The rate by the lender is dependent on looking at a mix of variables such as: (1) loan to value ratio, (2) borrower’s credit score & income, (3) the property condition and location, (4) borrower’s “skin in the game” (sum of cash equity in the property). At Capital Funding Financial we offer the lowest rates around starting at 8.9%*
What are the fees involved in asset based lending?
Hard money lenders in Center Hill charge financing origination fee of 3% to 5% of the loan amount. The lender will subsequently charge various fees for file preparation by a lawyer, evaluation fee from an unbiased appraiser, a loan processing fee, and an application fee.
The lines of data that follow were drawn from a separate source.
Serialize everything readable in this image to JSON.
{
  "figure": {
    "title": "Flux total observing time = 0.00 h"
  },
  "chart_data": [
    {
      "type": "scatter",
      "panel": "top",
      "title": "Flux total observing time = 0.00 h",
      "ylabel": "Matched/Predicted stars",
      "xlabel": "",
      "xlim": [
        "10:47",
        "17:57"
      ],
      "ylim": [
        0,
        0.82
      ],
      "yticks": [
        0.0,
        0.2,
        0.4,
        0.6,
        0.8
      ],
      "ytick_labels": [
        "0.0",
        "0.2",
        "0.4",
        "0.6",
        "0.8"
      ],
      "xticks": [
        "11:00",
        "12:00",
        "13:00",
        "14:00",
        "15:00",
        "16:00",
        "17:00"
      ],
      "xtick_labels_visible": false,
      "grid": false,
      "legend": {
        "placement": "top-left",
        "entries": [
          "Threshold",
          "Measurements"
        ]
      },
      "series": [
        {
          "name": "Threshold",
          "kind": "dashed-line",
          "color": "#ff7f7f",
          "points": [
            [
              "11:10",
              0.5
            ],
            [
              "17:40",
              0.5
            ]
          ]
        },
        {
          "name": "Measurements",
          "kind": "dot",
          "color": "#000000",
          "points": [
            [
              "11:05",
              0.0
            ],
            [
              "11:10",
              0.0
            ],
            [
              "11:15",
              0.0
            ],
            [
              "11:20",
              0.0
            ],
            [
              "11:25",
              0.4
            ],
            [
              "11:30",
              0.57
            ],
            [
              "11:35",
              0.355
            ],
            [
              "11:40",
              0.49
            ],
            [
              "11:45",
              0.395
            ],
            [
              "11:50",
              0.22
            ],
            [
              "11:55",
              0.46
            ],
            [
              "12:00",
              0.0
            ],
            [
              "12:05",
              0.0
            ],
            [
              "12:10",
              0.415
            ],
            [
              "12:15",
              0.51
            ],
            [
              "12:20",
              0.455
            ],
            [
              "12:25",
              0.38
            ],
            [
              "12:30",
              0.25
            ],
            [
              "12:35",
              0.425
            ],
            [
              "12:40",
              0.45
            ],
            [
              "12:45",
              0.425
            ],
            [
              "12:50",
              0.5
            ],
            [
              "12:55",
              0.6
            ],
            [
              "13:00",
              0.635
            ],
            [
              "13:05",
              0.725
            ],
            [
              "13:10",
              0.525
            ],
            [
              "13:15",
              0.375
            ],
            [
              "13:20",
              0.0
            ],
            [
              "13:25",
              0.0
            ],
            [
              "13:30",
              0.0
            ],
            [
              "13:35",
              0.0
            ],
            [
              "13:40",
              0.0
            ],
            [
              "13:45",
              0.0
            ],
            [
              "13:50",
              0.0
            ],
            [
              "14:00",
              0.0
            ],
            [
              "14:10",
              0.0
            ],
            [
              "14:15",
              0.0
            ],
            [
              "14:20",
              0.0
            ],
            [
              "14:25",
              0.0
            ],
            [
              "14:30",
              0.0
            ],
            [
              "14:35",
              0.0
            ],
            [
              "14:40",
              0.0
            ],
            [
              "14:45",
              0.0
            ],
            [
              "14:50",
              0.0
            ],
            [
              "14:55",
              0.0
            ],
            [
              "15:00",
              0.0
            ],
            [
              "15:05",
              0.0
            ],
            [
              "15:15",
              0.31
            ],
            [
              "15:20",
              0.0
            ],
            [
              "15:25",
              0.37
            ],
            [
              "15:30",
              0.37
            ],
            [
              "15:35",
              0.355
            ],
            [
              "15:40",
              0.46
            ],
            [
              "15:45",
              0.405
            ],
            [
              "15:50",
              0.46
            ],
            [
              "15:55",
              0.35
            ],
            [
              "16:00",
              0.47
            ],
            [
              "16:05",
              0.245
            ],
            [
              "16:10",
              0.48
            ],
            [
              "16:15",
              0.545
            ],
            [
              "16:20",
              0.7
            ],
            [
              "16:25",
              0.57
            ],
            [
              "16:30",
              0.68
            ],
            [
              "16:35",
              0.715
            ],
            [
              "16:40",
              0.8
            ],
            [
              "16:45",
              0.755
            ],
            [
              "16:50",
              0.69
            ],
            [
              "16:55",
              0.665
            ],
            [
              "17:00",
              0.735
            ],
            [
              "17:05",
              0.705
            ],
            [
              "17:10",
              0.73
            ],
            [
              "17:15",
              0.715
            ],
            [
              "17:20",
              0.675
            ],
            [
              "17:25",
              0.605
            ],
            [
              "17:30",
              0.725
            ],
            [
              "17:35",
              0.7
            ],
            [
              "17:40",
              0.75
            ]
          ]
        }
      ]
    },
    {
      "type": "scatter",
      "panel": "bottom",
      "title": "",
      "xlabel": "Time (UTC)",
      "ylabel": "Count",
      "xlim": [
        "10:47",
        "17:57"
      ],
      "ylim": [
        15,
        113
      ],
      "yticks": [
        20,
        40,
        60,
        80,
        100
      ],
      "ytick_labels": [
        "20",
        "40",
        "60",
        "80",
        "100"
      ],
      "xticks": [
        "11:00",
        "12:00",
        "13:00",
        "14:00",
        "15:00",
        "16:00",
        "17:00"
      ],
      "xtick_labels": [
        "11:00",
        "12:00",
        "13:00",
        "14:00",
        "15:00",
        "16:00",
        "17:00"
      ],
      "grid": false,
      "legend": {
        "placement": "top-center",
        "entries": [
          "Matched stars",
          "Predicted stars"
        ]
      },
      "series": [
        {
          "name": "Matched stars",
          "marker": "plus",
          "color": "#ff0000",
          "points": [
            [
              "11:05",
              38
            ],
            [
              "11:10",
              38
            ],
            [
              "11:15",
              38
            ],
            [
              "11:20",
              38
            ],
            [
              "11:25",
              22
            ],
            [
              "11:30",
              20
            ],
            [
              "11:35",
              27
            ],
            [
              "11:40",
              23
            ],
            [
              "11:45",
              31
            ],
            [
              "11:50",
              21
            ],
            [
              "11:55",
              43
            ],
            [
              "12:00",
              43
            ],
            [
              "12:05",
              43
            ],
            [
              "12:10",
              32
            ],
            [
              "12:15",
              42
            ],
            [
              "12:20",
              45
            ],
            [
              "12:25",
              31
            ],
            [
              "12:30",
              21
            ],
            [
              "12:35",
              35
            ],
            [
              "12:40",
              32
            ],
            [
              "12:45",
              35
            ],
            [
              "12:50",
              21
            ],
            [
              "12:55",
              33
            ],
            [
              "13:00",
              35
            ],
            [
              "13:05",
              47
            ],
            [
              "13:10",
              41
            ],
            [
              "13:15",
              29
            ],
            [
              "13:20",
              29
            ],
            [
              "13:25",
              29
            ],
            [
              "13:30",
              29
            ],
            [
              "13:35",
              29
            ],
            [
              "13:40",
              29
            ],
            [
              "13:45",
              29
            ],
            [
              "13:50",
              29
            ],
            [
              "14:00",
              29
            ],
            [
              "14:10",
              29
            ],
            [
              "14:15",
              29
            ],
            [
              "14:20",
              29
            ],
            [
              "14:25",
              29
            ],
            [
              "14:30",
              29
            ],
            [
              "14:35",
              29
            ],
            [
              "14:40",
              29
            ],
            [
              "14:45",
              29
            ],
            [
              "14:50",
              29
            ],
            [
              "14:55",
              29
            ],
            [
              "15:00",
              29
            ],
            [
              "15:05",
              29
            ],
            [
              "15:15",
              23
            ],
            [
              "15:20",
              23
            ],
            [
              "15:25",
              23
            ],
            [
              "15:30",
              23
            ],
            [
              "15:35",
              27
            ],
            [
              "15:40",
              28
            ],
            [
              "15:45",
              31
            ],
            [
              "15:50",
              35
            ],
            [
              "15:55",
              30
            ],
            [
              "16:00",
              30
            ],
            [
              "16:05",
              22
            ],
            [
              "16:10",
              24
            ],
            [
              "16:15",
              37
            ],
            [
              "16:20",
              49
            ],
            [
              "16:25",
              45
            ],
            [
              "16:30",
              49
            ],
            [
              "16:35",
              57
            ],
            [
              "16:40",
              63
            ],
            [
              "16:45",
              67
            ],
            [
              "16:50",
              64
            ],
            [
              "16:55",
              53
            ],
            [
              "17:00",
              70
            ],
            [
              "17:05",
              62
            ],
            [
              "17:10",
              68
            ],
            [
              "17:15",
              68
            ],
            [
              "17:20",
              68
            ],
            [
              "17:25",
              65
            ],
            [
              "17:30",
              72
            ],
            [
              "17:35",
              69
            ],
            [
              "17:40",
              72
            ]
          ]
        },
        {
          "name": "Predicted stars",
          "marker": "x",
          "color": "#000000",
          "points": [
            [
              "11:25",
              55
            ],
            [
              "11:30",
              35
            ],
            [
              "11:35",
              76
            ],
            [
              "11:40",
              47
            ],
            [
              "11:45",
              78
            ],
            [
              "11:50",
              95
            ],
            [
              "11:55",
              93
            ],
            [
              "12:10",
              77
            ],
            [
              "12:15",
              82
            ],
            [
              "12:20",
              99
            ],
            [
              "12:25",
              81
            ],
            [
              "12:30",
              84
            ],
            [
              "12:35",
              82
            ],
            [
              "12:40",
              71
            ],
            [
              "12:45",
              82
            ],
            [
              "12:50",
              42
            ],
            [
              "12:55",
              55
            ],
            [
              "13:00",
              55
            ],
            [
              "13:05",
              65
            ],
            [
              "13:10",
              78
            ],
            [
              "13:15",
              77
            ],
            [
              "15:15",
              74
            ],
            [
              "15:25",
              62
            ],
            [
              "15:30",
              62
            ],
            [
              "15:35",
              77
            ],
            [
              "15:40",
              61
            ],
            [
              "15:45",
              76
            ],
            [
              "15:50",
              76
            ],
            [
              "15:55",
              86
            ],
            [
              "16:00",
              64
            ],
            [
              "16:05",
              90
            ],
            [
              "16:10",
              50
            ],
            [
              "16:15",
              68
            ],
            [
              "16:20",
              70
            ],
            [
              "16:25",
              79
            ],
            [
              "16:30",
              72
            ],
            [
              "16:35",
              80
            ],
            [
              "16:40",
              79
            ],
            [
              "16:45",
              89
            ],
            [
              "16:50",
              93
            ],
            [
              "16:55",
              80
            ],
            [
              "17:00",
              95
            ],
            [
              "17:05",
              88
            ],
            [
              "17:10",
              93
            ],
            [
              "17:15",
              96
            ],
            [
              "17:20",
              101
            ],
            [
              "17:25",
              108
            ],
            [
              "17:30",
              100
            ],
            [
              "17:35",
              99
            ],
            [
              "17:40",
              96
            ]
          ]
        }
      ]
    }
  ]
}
Capital Funding Financial charges an extremely low origination fee of only 2%* and offers straight forward provisions without each of the rubbish fees that are concealed
Can the loan fees be paid from the loan proceeds?
Yes, so long as there is a large enough equity cushion in the real estate. Most of the time all of the fees (besides the application fee) are paid from your actual loan earnings.
Can there be a prepayment penalty with hard money loans?
Normally Center Hill hard money loans have a 3–6 month minimum interest condition. By way of example, with a 6 prepayment penalty, if the borrower were to repay the loan in 3 months, there would be 3 additional months of interest due. This condition is put in place in order for the lender receives a small return for the time, hassle and apportionment of its funds to a borrower. If the borrower repays the loan after six months, subsequently no prepayment penalty will be issued.
How quickly can a hard money loan that is typical close?
At Capital Funding Financial, we’re a direct lender and have the ability to close loans within a days when given a complete loan package (credit report, income documentation, independent appraisal, title commitment). The typical price takes about a couple of weeks to fund as an independent appraisal and title report need to be run on the property.
Is an assessment needed when using?
Yes, hard money loans typically need an assessment, broker price opinion, or comparative sales analysis. At Capital Funding Financial, we order an independent appraisal on the subject property.
When completing a repair & flip or rehab project, what will the hard money lender require?
Well besides the obvious 35–40% equity cushion, the lender will need to see the range of work described with a cost analysis worksheet and timeline. The lender uses this as helpful information in releasing funds for rehab purposes. Nothing ever goes as intended when performing a rehabilitation; so the lender will want to see the borrowers expertise in performing or managing property repairs. The lender will release funds in draws and require an inspection to be made after each draw is complete. The lender will even require a credit report and income statement in the borrower showing the borrower has the ability to repay the loan. Nevertheless, hard money lenders focus primarily on the asset value of the collateral and never the credit score.